If you have other pets in the home, make sure they have their rooms secured (with gates or baby gates) where the new dog can’t go. You may need to spend several weeks with the two animals separated by gates and baby gates, before slowly introducing them on a leash. Just because your cat was okay with your last dog doesn’t mean your cat accepts dogs, and just because your dog was okay with cats in a past life doesn’t mean the way he will try to interact with your cat will be appropriate or enjoyable for your cat. If you are unsure of these presentations, it is best to contact a qualified Force Free trainer to help you through the stages while keeping everyone safe.

Without acknowledging that your pup is stressed, their anxiety may build up and lead to behaviors such as digging and destroying property, as well as other signs of distress, including excessive barking and attempts to escape. .

How do I calm my dog ​​after he’s stressed?

It’s always important to have patience and go at your dog’s pace. Depending on the cause of the stress or fear, there are different techniques to help them feel comfortable. If possible, you should eliminate the stressor of your puppy’s new environment and, if necessary, seek help in managing his stress.

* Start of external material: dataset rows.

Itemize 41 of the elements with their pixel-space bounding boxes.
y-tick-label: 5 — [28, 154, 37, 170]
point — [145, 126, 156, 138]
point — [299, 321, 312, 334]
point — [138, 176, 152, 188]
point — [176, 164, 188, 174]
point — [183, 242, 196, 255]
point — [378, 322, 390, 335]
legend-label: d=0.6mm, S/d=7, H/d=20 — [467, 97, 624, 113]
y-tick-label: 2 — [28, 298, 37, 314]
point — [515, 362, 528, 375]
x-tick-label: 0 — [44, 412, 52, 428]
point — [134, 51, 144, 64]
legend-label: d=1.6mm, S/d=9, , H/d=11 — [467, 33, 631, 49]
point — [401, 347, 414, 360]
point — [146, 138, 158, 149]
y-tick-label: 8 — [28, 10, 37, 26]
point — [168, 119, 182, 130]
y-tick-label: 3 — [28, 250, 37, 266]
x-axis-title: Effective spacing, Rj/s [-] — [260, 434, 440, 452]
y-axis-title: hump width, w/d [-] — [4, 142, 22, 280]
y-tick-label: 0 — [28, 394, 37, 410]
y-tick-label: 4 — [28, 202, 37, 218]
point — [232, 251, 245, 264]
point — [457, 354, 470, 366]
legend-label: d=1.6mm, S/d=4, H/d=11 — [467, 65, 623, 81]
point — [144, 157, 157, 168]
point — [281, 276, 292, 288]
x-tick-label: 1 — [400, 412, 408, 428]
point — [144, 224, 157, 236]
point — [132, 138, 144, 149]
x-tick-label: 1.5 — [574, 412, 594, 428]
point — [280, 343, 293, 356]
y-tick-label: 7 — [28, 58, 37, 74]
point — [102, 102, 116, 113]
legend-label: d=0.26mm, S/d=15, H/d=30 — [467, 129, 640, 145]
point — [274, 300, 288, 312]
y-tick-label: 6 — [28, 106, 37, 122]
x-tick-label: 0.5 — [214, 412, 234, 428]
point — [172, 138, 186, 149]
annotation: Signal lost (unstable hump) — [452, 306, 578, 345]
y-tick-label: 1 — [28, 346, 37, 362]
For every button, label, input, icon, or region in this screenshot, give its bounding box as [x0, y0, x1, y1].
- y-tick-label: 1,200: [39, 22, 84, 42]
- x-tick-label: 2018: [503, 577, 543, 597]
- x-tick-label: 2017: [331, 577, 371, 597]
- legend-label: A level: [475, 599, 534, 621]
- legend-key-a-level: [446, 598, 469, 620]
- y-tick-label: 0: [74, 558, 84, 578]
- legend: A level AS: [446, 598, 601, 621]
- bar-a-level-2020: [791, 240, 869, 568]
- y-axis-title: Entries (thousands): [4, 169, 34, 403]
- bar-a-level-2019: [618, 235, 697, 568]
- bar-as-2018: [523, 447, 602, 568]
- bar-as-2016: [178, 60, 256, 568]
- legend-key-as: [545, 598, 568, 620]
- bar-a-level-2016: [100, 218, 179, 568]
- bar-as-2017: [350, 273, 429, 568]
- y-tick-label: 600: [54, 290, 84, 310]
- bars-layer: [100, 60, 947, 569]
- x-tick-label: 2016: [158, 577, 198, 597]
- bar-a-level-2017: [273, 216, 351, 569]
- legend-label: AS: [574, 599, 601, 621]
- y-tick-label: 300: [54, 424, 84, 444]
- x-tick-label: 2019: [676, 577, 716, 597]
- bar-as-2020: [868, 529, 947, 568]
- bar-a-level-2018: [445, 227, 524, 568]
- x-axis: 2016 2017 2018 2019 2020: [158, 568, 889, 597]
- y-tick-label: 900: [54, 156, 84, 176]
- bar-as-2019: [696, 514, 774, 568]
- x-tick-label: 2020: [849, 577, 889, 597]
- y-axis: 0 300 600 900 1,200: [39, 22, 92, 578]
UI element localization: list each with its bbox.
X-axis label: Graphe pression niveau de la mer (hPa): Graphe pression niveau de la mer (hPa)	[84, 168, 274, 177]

If at any time you are unsure of your next steps, struggling to find ways to help your dog settle in, or seeing an increase in unwanted behavior, it is best to contact a trained Force Free trainer to help you through the process with a tailored training and management plan specific to you and your dog’s needs.

Reducing your dog’s stress is possible. It’s important to use your dog’s body language as an indicator and find the cause of his stress so you can fix it, either on your own or with the help of a trained Force-Free trainer. With enough love and patience, your pup will be calm and confident in no time!